High dose interleukin-2 (Aldesleukin) - expert consensus on best management practices-2014

Abstract

Interleukin-2 (IL-2) was historically one of the few treatments for adults with stage IV solid tumors that could produce complete responses (CRs) that were often durable for decades without further therapy. The majority of complete responders with metastatic renal cell carcinoma (mRCC) and metastatic melanoma (mM) could probably be classified as "cures". Recent publications have suggested improved efficacy, perhaps due to improved patient selection based on a better understanding of clinical features predicting outcomes. Guidelines for clinical management were established from experience at the National Cancer Institute (NCI) and an affiliation of institutions known as the Cytokine Working Group (CWG), who were among the first to utilize HD IL-2 treatment outside of the NCI. As new centers have opened, further management variations have emerged based upon center-specific experience, to optimize administration of IL-2 and provide high quality care for patients at each individual site. Twenty years of evolution in differing environments has led to a plethora of clinical experience and effective management approaches. The goal of this review is to summarize the spectrum of HD IL-2 treatment approaches, describing various effective strategies that incorporate newer adjunctive treatments for managing the side effects of IL-2 in patients with mRCC and mM. The goal for IL-2 therapy is typically to administer the maximum number of doses of IL-2 without putting the patient at unacceptable risk for severe, irreversible toxicity.
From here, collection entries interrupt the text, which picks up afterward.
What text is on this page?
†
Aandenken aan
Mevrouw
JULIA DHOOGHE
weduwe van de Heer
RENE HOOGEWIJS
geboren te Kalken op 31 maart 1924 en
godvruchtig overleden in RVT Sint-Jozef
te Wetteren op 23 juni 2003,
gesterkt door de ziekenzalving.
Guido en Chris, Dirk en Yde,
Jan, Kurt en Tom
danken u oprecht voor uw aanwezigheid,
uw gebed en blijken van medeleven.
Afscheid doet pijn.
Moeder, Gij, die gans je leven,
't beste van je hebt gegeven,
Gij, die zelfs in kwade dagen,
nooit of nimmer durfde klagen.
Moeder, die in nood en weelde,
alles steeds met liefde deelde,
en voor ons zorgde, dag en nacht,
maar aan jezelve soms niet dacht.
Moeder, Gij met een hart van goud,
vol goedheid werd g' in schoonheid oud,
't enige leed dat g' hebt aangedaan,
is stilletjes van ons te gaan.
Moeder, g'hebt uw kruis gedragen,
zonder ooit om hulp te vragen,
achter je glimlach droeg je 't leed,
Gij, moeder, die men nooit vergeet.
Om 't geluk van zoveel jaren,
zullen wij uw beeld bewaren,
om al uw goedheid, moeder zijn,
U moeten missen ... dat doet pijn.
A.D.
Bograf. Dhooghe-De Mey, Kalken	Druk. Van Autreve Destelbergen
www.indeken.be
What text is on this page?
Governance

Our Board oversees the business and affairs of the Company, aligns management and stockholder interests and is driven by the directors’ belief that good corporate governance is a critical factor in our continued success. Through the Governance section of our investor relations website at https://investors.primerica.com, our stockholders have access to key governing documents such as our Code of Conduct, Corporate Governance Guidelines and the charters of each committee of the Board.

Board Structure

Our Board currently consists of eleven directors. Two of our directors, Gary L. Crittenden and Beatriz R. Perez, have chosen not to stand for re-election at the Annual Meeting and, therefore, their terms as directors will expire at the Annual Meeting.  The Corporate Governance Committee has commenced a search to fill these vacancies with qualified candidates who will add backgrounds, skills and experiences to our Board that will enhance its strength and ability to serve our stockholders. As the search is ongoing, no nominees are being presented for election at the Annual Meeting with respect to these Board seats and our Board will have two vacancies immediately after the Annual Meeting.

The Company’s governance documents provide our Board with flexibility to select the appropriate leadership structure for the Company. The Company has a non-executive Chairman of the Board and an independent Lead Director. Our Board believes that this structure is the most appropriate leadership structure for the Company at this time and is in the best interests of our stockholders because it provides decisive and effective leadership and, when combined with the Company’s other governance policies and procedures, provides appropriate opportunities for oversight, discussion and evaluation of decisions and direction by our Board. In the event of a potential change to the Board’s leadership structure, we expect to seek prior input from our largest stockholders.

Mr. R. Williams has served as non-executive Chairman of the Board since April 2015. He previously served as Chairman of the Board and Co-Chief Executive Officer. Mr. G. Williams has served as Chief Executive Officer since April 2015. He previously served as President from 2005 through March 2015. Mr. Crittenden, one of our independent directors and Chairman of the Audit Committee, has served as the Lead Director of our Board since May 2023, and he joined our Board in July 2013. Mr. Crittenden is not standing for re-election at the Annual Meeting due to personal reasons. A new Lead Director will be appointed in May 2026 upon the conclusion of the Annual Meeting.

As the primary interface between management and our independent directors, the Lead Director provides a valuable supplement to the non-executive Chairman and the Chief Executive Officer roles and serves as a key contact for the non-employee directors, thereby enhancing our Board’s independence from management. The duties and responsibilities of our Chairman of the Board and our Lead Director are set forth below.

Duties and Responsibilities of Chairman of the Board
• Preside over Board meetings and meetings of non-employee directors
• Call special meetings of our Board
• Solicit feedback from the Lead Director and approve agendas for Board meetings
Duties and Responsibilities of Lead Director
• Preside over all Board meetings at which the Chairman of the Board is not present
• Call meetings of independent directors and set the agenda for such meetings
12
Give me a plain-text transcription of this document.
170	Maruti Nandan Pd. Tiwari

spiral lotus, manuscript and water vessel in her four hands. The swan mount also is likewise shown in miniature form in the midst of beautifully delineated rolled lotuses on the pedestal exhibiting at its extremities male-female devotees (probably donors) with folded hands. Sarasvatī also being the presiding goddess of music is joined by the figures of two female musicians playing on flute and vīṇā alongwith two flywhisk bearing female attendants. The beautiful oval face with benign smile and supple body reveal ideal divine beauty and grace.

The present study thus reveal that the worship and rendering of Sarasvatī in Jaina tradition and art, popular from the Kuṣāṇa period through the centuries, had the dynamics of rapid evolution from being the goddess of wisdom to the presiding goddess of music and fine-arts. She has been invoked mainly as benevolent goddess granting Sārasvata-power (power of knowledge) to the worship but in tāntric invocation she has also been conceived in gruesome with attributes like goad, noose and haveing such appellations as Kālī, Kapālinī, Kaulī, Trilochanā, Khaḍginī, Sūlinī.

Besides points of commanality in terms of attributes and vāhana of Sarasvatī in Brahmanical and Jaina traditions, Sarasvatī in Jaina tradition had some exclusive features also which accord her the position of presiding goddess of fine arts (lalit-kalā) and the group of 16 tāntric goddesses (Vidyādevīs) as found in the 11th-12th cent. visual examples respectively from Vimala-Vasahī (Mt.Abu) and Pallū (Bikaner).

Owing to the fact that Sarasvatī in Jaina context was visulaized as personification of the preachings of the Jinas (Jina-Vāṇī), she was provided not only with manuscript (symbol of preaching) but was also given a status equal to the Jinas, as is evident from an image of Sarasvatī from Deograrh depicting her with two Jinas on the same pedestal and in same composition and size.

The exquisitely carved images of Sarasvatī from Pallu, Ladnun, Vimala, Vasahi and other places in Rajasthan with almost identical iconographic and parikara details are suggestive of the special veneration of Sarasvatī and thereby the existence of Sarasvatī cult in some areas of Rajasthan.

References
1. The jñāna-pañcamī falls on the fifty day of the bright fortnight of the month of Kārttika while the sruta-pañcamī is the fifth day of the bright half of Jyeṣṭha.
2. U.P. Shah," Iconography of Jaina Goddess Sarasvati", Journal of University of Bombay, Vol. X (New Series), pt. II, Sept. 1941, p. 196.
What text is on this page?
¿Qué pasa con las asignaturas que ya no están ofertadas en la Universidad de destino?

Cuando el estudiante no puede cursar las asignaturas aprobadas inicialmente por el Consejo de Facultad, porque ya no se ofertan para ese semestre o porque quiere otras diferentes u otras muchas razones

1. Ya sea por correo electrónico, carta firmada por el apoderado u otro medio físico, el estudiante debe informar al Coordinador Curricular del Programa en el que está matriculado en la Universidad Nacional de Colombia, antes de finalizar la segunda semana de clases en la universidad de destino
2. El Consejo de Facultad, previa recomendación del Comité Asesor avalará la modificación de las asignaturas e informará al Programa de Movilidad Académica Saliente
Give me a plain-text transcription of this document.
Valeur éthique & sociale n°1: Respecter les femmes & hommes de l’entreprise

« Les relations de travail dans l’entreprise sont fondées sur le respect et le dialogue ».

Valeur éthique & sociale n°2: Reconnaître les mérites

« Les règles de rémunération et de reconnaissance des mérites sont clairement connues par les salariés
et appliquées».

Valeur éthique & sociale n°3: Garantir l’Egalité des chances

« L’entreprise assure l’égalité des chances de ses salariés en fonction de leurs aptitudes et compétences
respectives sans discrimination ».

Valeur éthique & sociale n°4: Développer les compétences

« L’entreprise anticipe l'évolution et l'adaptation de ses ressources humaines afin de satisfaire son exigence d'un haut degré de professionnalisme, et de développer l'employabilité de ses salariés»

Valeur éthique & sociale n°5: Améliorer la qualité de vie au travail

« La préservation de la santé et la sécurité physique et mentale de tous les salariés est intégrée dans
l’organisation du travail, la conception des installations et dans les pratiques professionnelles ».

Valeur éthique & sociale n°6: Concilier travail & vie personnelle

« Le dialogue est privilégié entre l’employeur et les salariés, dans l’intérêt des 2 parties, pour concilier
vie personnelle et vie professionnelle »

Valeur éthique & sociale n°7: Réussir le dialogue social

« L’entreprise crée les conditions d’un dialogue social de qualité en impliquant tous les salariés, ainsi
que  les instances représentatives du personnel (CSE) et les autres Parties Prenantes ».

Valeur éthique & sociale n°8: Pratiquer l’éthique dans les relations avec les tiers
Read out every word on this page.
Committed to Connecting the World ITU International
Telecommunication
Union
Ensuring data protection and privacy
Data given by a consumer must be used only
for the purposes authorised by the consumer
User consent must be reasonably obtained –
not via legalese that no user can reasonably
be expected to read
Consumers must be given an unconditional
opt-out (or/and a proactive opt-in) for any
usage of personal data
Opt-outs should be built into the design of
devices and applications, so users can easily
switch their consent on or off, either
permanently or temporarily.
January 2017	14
This review is based upon a consensus meeting and includes guidelines on pre-treatment screening, criteria for administration and withholding doses, and defines consensus criteria for safe administration and toxicity management. The somewhat heterogeneous best practices of 2014 will be compared and contrasted with the guidelines provided in 2001 and the package inserts from 1992 and 1998.

Keywords: Clinical management; Cytokines; Interleukin-2; Melanoma; Renal cell carcinoma; Treatment guidelines.

Figure 1

Timing of the administration of the 4th and 5th IV boluses of IL-2 is plotted versus systolic and diastolic blood pressure and heart rate. This patient shows characteristic exacerbation of hypertension 3-4 hours after infusion responsive to fluid boluses.

Figure 2

Timing of the administration of the 6th and 7th IV boluses of IL-2 is plotted versus systolic and diastolic blood pressure and heart rate. This patient is unresponsive to a fluid bolus and phenylephrine is begun at 50 mcg per minute with good effects permitting administration of the 7th dose. The resulting hypotension and tachycardia are treated with an increase in the phenylephrine dose and another bolus of fluid. The late night dose will likely be held.

Figure 3

Shows a week of HD IL-2 administration with typical evolution of daily serum BUN, creatinine, potassium and bicarbonate values. In this patient the 1st and 2nd doses on day 3 are held. Spontaneous improvement occurs with conclusion of dosing on day 5.

Figure 4

Plots weight (actual and ideal curve), fluid support (IV rate and boluses) during a cycle of HD IL-2. As the week progresses, weight gain falls behind ideal and increasing fluid and bolus support is necessary. Finally, vasopressor support is added before the final dose is administered.

Figure 5

A logarithmic plot of blood lymphocyte, eosinophil, platelet and granulocyte absolute counts and hemoglobin during a cycle of HD IL-2 administration. Platelet and lymphocyte counts fall rapidly to very low levels. Eosinophils progressively rise during administration. After cessation of treatment, platelets and lymphocytes quickly return to normal and often rebound to 2-5 times their baseline levels. Eosinophilia may persist for weeks.